Goldcorp Inc (GG) is up 70% so far this year, leveraging off the higher price of the underlying commodity. Nevertheless, it’s not very common for large mining companies to move so much in a relatively short amount of time. UBS strategists wrote to its clients in a report that the story for gold now may be the most compelling in recent memory. A key driver is the amount of low interest rates in the world. Some governments even have negative interest rates on their bonds. UBS strategist Joni Teves wrote in a report that an “environment of low and negative rates narrows the gap between holding gold vs other assets, making having gold in a portfolio an attractive proposition amid heightened global macro uncertainty.” UBS investment banking analysts further say that the yellow metal has likely entered the early stages of the next bull run. The price of gold bullion is hovering around $1350 an ounce today. It has gone up about 27% since the start of the year. This is why gold mining companies around the world are doing so well, especially those with diverse international mines to spread out geographical risk like Goldcorp has done. Credit Suisse also weighed in on GG, raising the stock’s price target to $22.50 over the next year, which is prediction a 14% increase. Options traders of Goldcorp have recently been buying to open puts over calls at a faster-than-usual pace. UBS is projecting gold to hit $1400 per ounce in the next 6 months. Much of the expected surge will be from the uncertainty created by Britain’s decision to leave the European Union. Another unpredictable factor is the upcoming US presidential election. These uncertainties would be the main reasons for Goldcorp to outperform the market. UBS also raised its 2017, 2018 and 2019 gold price forecasts to $1,400, $1,450 and $1,475, respectively. This is great news for Goldcorp.
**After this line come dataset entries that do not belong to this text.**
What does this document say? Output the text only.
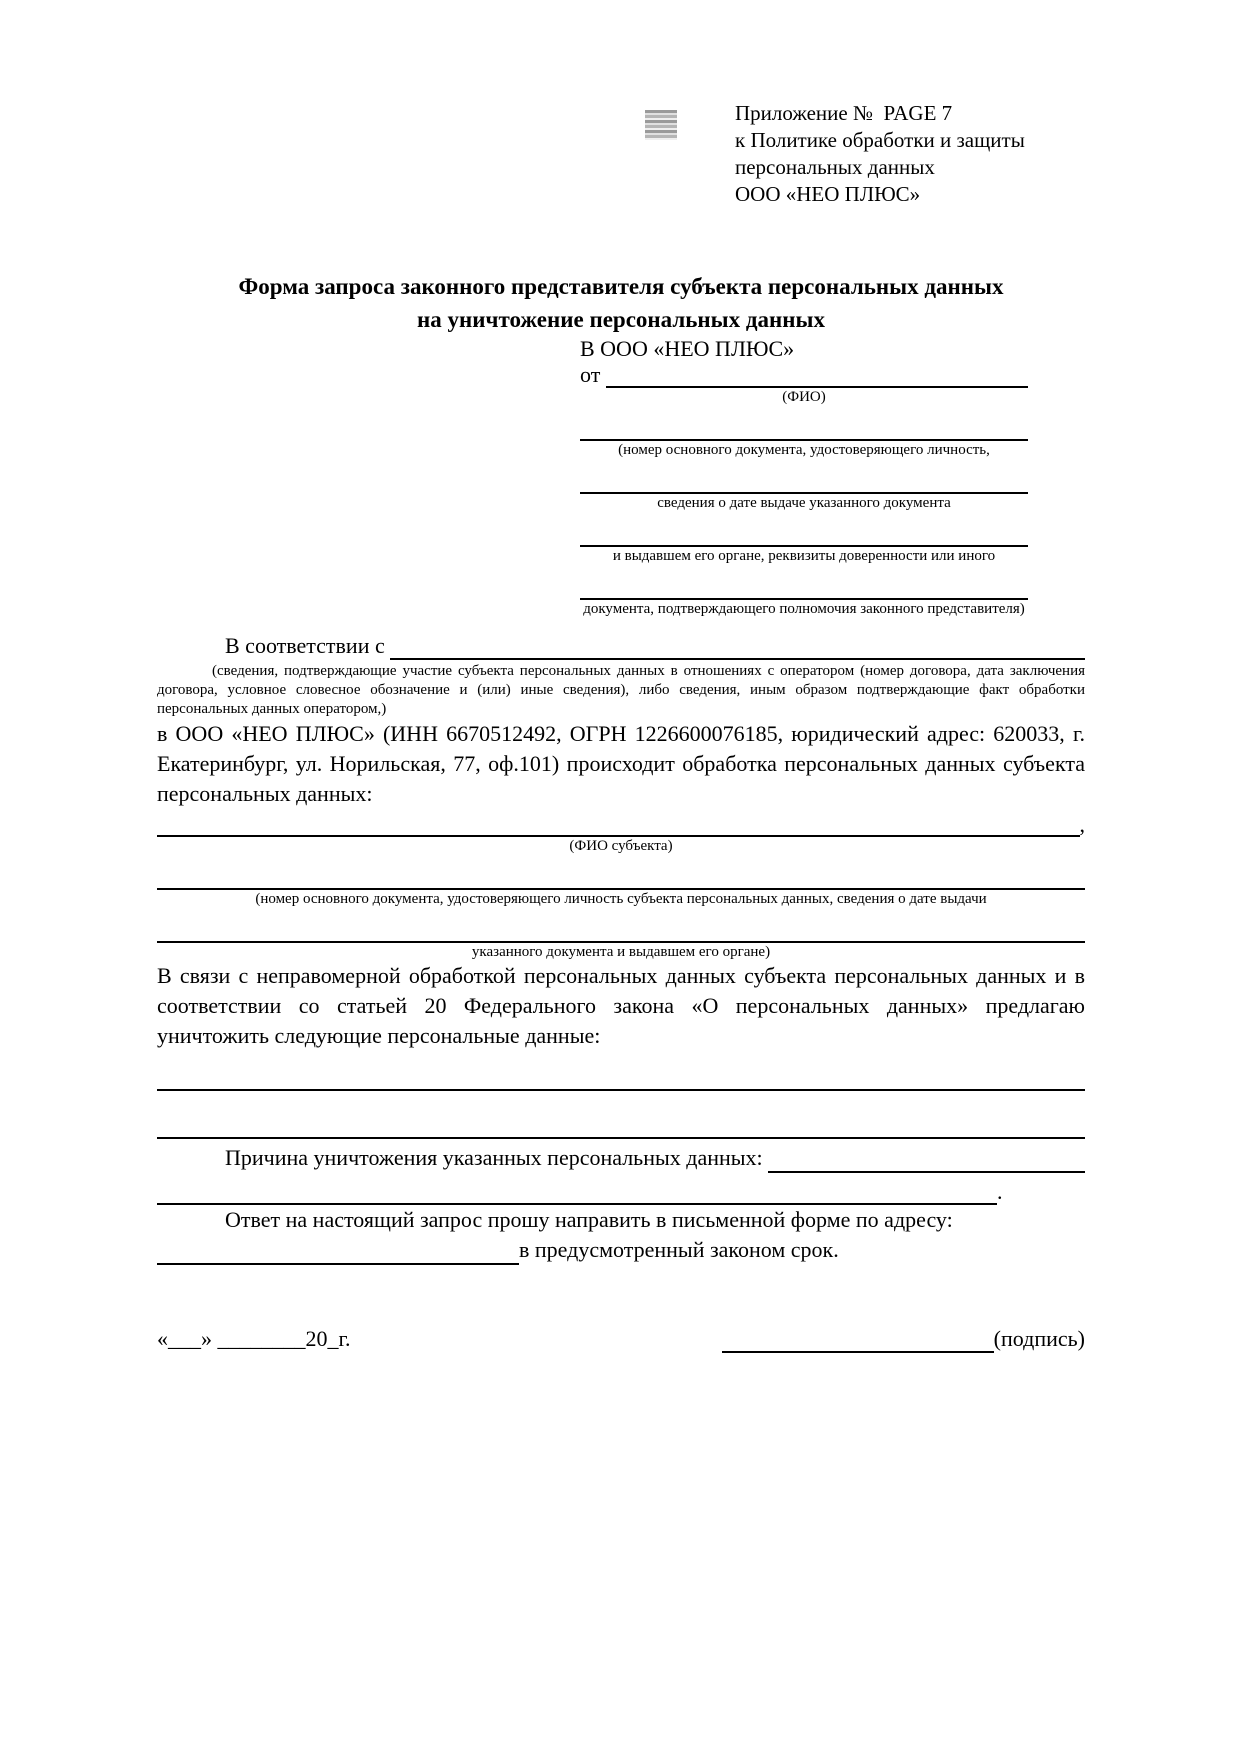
Приложение №  PAGE 7
к Политике обработки и защиты
персональных данных
ООО «НЕО ПЛЮС»
Форма запроса законного представителя субъекта персональных данных
на уничтожение персональных данных
В ООО «НЕО ПЛЮС»
от
(ФИО)
(номер основного документа, удостоверяющего личность,
сведения о дате выдаче указанного документа
и выдавшем его органе, реквизиты доверенности или иного
документа, подтверждающего полномочия законного представителя)
В соответствии с
(сведения, подтверждающие участие субъекта персональных данных в отношениях с оператором (номер договора, дата заключения договора, условное словесное обозначение и (или) иные сведения), либо сведения, иным образом подтверждающие факт обработки персональных данных оператором,)
в ООО «НЕО ПЛЮС» (ИНН 6670512492, ОГРН 1226600076185, юридический адрес: 620033, г. Екатеринбург, ул. Норильская, 77, оф.101) происходит обработка персональных данных субъекта персональных данных:
,
(ФИО субъекта)
(номер основного документа, удостоверяющего личность субъекта персональных данных, сведения о дате выдачи
указанного документа и выдавшем его органе)
В связи с неправомерной обработкой персональных данных субъекта персональных данных и в соответствии со статьей 20 Федерального закона «О персональных данных» предлагаю уничтожить следующие персональные данные:
Причина уничтожения указанных персональных данных:
.
Ответ на настоящий запрос прошу направить в письменной форме по адресу:
в предусмотренный законом срок.
«___» ________20_г.	(подпись)
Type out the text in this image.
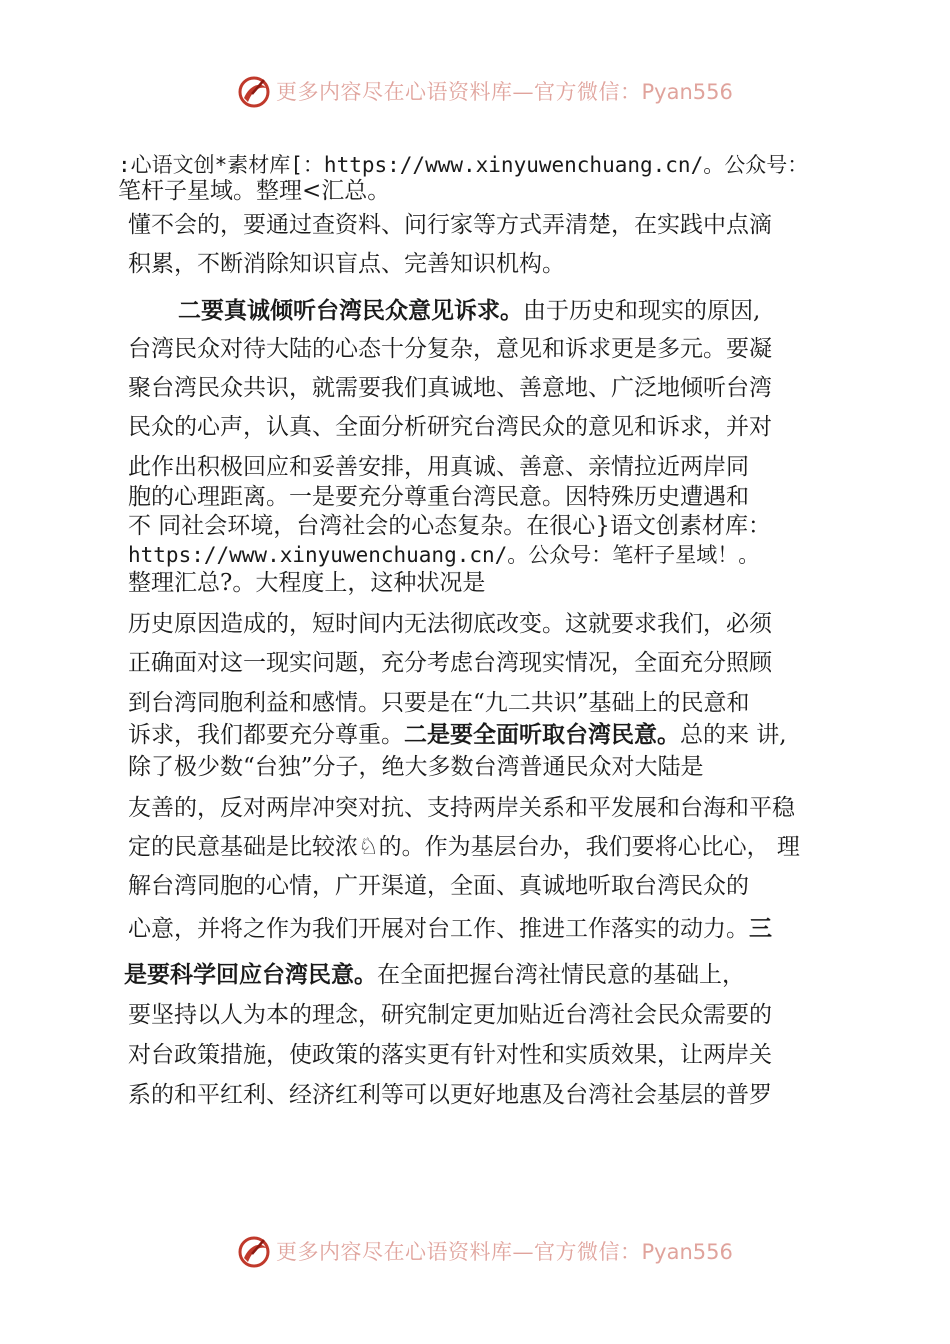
更多内容尽在心语资料库—官方微信：Pyan556
:心语文创*素材库[：https://www.xinyuwenchuang.cn/。公众号：
笔杆子星域。整理<汇总。
懂不会的，要通过查资料、问行家等方式弄清楚，在实践中点滴
积累，不断消除知识盲点、完善知识机构。
二要真诚倾听台湾民众意见诉求。由于历史和现实的原因,
台湾民众对待大陆的心态十分复杂，意见和诉求更是多元。要凝
聚台湾民众共识，就需要我们真诚地、善意地、广泛地倾听台湾
民众的心声，认真、全面分析研究台湾民众的意见和诉求，并对
此作出积极回应和妥善安排，用真诚、善意、亲情拉近两岸同
胞的心理距离。一是要充分尊重台湾民意。因特殊历史遭遇和
不 同社会环境，台湾社会的心态复杂。在很心}语文创素材库：
https://www.xinyuwenchuang.cn/。公众号：笔杆子星域！。
整理汇总?。大程度上，这种状况是
历史原因造成的，短时间内无法彻底改变。这就要求我们，必须
正确面对这一现实问题，充分考虑台湾现实情况，全面充分照顾
到台湾同胞利益和感情。只要是在“九二共识”基础上的民意和
诉求，我们都要充分尊重。二是要全面听取台湾民意。总的来 讲,
除了极少数“台独”分子，绝大多数台湾普通民众对大陆是
友善的，反对两岸冲突对抗、支持两岸关系和平发展和台海和平稳
定的民意基础是比较浓♘的。作为基层台办，我们要将心比心， 理
解台湾同胞的心情，广开渠道，全面、真诚地听取台湾民众的
心意，并将之作为我们开展对台工作、推进工作落实的动力。三
是要科学回应台湾民意。在全面把握台湾社情民意的基础上，
要坚持以人为本的理念，研究制定更加贴近台湾社会民众需要的
对台政策措施，使政策的落实更有针对性和实质效果，让两岸关
系的和平红利、经济红利等可以更好地惠及台湾社会基层的普罗
更多内容尽在心语资料库—官方微信：Pyan556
But not everyone is bullish on gold companies. According to John Laforge, a real asset strategist from Wells Fargo says that today’s gold price “does not appear to be a good entry point for long term gold investors. As for the best potential entry point, history suggests that gold could eventually retest its lows this cycle, around $1050 per ounce.” Be believes that gold is headed for a downturn in the near future based on the theory of commodity bear supercycles. Laforge says that the bearish cycle which began in 2011 is expected to last for 20 years. Until then he says we can expect the price of gold to go down and we can expect a drop of roughly $300 per ounce.
Is gold going bull or bear? Unfortunately it’s hard to tell because short term news and information distort the real picture of the gold market due to how irregular economic data can be. For example the reason June was such a good month for precious metals was because of the Brexit event, as well as disappointing labor statistics out of the U.S. Only 11 thousand jobs were created in May so it lead people to worry that the economy is not doing very well. However, the latest labor numbers for June actually turned out to be better than expected. 287 thousand new jobs were created last month so perhaps the U.S. is actually in pretty good shape and people shouldn’t worry be so concerned. If that’s the case then the price of gold could stabilize or even drop like Laforge mentions. A common way for investors to use gold is treat it as an insurance policy. Gold is a good store of value in case we start to outlive the fiat currency of today’s world.
This author is long 100 shares GG as of writing this post.